These were the verses the Tame Rabbit recited:—
The Grand Old Man was on the stir;
MORANT named me to him;
He gave me a good character;
I thought his meaning dim.
He held me up; they thought it fun!
And laughed; he chid their
glee.
If he should push this matter on,
What will become of Me?
He said I was a paying game,
Commending me as such.
That’s the result of being tame,
And living in a hutch.
My notion is that it is vain
For you, you Grand Old Fella,
To rave of rabbits in the rain,
Beneath a big umbrella.
Don’t let them know we fatten
best,
For this should ever be
A secret kept from all the rest,
Between yourself and me!
* * * * *
[Illustration: AMONG THE BUNNIES.]
* * * * *
LITERATURE AND LOTTERY.
(By a Patron of the Popular Press.)
Yes, I’ve “a literary taste,”
And patronise a weekly journal;
’Tis what is called Scissors
and Paste,
The paper’s poor, the
print’s infernal.
But what of that, when, week by week,
High at the sight of it hope
rises?
What in my Magazine I seek
Is just—a medium
for Prizes!
I can’t be bothered to read much,
I like my literature in snippets.
My hope is, with good luck, to clutch
Villas, gold watches, sable
tippets.
A coupon and some weekly pence
Give me a chance of an annuity.
Oh, the excitement is intense!
I read with ardent assiduity,
Not what the poor ink-spillers
say
In sparkling “par,”
or essay solemn;
No, what I read, with triumph gay
Or hope deferred, is—the
Prize Column!
On prose my time I seldom waste,
And poetry is poor and pottery.
But oh!
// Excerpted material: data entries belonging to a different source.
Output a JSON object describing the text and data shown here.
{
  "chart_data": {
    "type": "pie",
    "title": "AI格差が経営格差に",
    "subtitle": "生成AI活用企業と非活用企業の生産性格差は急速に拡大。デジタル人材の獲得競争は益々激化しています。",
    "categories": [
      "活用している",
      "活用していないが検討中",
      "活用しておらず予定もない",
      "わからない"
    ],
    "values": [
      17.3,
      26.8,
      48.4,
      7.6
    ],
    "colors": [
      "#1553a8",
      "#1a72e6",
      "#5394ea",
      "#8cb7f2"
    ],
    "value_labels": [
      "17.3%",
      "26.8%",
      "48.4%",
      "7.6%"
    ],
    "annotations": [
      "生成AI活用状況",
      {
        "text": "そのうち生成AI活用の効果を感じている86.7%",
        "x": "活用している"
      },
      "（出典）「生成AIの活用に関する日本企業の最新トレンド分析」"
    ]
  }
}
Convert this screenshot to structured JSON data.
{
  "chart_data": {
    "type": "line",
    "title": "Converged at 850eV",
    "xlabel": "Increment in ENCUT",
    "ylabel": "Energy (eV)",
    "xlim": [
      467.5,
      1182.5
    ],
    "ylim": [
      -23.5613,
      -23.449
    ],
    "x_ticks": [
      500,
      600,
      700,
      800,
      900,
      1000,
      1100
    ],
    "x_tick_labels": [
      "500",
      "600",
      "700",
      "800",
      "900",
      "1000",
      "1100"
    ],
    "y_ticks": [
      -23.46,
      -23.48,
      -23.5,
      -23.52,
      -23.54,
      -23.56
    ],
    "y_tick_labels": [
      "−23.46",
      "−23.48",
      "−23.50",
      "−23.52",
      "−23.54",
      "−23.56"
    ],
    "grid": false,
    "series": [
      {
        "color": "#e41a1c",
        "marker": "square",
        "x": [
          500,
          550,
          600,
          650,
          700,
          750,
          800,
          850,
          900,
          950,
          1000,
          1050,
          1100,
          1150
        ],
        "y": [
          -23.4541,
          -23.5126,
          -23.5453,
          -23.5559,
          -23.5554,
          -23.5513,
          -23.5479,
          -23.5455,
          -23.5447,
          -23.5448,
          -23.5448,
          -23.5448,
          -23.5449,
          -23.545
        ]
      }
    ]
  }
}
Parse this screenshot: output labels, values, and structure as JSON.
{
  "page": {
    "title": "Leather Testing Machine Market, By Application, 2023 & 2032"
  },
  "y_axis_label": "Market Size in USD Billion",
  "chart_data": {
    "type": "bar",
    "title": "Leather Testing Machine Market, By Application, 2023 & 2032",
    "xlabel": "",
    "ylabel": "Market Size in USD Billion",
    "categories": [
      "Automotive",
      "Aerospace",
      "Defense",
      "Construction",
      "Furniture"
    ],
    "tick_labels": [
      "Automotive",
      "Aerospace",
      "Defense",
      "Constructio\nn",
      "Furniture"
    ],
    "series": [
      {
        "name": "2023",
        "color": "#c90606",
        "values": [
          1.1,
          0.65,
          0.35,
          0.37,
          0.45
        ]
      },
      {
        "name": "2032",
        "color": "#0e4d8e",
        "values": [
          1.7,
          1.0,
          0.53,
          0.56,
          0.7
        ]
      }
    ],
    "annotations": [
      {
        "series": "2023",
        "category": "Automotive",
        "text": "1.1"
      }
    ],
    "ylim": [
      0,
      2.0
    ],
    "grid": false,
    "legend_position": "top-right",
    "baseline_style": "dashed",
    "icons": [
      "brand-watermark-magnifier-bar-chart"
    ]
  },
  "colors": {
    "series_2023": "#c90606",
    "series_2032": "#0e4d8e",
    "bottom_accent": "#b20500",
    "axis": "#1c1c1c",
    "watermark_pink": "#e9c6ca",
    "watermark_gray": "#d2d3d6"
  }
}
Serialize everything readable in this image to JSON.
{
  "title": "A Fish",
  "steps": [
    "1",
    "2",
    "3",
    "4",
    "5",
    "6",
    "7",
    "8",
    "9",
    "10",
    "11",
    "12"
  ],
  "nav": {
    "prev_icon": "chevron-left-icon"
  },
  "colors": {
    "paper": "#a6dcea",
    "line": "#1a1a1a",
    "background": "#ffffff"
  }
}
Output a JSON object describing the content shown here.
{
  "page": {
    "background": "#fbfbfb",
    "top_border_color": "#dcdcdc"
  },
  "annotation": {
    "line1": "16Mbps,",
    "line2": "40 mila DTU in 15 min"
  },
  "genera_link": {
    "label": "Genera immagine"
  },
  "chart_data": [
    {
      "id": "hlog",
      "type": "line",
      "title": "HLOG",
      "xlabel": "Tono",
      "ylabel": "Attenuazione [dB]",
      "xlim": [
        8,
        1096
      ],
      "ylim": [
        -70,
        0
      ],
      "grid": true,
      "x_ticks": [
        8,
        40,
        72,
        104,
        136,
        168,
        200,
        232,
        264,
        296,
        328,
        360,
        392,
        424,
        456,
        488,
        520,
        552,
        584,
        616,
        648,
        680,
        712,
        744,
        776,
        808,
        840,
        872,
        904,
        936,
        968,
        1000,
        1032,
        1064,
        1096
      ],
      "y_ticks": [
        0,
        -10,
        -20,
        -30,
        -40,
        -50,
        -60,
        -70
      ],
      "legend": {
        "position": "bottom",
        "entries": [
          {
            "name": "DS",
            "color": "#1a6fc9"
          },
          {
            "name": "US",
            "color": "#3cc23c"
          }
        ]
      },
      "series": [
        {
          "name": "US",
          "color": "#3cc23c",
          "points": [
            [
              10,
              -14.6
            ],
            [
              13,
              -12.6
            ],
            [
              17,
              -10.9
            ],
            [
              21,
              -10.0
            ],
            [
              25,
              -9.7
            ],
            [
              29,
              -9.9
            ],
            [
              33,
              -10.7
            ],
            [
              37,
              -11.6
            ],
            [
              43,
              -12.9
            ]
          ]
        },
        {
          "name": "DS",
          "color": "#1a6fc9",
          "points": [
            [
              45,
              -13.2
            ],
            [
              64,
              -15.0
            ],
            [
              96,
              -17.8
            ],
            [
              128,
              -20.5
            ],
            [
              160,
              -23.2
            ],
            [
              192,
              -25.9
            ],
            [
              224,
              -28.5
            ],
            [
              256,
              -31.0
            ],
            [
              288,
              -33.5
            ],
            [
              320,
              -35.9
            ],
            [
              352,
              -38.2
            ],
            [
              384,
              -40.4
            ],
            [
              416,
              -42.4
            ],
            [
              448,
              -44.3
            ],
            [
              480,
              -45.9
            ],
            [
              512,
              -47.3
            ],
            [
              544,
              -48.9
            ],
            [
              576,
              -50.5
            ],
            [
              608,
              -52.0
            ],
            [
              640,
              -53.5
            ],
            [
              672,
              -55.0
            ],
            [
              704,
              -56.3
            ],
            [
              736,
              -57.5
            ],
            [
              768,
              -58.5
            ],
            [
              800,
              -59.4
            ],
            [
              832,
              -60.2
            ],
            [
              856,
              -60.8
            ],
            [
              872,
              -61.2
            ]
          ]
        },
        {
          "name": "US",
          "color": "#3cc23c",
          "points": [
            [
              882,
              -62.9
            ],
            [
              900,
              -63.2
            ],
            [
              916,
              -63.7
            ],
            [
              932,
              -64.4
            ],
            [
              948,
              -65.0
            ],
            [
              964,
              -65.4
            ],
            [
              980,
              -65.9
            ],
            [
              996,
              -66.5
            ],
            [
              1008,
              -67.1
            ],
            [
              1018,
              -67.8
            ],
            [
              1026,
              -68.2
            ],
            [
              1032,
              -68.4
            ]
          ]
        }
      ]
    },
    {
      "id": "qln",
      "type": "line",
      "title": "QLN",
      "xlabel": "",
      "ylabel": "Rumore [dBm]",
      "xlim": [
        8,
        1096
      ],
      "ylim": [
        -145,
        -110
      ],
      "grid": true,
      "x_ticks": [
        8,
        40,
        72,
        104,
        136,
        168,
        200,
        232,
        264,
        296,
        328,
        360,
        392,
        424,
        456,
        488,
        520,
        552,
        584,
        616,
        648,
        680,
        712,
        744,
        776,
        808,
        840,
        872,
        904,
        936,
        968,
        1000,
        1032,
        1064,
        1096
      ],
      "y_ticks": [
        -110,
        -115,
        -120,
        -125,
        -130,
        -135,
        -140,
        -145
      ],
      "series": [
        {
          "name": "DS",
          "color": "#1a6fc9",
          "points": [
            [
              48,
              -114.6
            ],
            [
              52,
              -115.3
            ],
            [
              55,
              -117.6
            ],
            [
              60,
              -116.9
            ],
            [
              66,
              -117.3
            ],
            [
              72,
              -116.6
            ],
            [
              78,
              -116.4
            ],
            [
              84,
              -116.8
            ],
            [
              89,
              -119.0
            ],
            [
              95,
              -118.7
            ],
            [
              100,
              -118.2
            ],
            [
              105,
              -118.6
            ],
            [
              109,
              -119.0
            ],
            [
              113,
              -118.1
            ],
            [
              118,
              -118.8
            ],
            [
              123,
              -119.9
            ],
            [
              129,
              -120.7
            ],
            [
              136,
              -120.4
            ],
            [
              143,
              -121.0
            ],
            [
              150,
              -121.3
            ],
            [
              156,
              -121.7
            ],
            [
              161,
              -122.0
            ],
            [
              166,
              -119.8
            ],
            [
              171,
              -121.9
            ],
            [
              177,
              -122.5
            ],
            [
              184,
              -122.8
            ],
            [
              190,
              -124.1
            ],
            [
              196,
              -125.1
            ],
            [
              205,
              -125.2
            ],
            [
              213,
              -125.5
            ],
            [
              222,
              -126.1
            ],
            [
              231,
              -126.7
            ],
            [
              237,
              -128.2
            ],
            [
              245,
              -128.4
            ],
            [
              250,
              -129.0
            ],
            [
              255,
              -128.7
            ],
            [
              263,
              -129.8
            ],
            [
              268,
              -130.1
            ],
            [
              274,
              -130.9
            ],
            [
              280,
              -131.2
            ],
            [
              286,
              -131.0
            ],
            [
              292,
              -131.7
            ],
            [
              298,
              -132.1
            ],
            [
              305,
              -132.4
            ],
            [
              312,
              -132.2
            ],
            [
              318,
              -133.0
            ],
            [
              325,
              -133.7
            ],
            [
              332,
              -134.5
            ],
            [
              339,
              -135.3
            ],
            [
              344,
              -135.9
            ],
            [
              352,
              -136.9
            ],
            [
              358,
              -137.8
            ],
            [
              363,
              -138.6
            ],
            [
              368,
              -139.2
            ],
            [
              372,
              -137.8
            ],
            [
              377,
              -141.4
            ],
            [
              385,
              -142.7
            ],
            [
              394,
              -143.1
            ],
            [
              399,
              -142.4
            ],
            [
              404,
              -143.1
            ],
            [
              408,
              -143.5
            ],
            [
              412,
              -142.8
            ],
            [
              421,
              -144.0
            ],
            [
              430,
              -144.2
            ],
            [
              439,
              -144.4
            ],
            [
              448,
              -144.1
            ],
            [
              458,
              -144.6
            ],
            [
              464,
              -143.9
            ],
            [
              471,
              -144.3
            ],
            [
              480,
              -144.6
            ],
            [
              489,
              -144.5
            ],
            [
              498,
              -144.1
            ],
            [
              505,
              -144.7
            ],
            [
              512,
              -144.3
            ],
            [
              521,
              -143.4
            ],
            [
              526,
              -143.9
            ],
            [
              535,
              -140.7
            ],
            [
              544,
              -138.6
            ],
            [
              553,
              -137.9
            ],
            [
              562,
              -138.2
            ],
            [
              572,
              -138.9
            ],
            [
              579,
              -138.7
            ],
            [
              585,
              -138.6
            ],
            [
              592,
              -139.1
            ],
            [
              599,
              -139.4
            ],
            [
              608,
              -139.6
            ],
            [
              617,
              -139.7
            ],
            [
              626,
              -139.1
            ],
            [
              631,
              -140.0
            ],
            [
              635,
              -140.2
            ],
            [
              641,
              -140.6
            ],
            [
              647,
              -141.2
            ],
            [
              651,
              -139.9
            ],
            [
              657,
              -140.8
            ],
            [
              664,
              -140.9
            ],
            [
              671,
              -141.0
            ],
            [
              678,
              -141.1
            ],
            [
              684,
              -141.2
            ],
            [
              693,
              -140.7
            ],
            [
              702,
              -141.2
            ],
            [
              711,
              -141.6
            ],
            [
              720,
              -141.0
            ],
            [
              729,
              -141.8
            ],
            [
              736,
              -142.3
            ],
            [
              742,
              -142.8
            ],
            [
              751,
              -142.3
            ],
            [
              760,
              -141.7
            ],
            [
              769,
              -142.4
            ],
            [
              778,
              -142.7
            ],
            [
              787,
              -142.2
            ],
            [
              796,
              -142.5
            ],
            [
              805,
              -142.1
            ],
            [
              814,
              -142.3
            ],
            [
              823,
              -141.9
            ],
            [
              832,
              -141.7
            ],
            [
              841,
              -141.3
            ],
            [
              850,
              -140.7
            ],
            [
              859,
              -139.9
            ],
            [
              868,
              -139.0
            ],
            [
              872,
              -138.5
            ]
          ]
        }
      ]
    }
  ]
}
I have an ardent taste
For Literature when linked
with Lottery!
* * * * *
ROBERT’S LITTLE HOLLERDAY.
My hollerday, or sum of it, was spent in Hopen Spaces. Hif anybody as has got two eyes in his hed, and a hart in his buzzom, wants for to see what can be done with about 40 hakers of land—witch the most respecfool Gardiner told me was about the size of the Queen’s Park at Kilburn—let him go there on a fine Summer’s Arternoon, and see jest about five thowsen children a playing about there, all free, and hindependent, and appy, with two fountings to drink when they’re ot and thirsty, and a nice littel Jim Nasyum to climb up and down. They ain’t allowed to play at Cricket coz there ain’t not room enuf, but I did see two bold littel chaps, about six a peace, a breaking of the Law, and a playing at the forbidden game, with a jacket for the wicket and a stick for a Bat, and the kind-arted Gardiner hadn’t got hart enuff to stop ’em.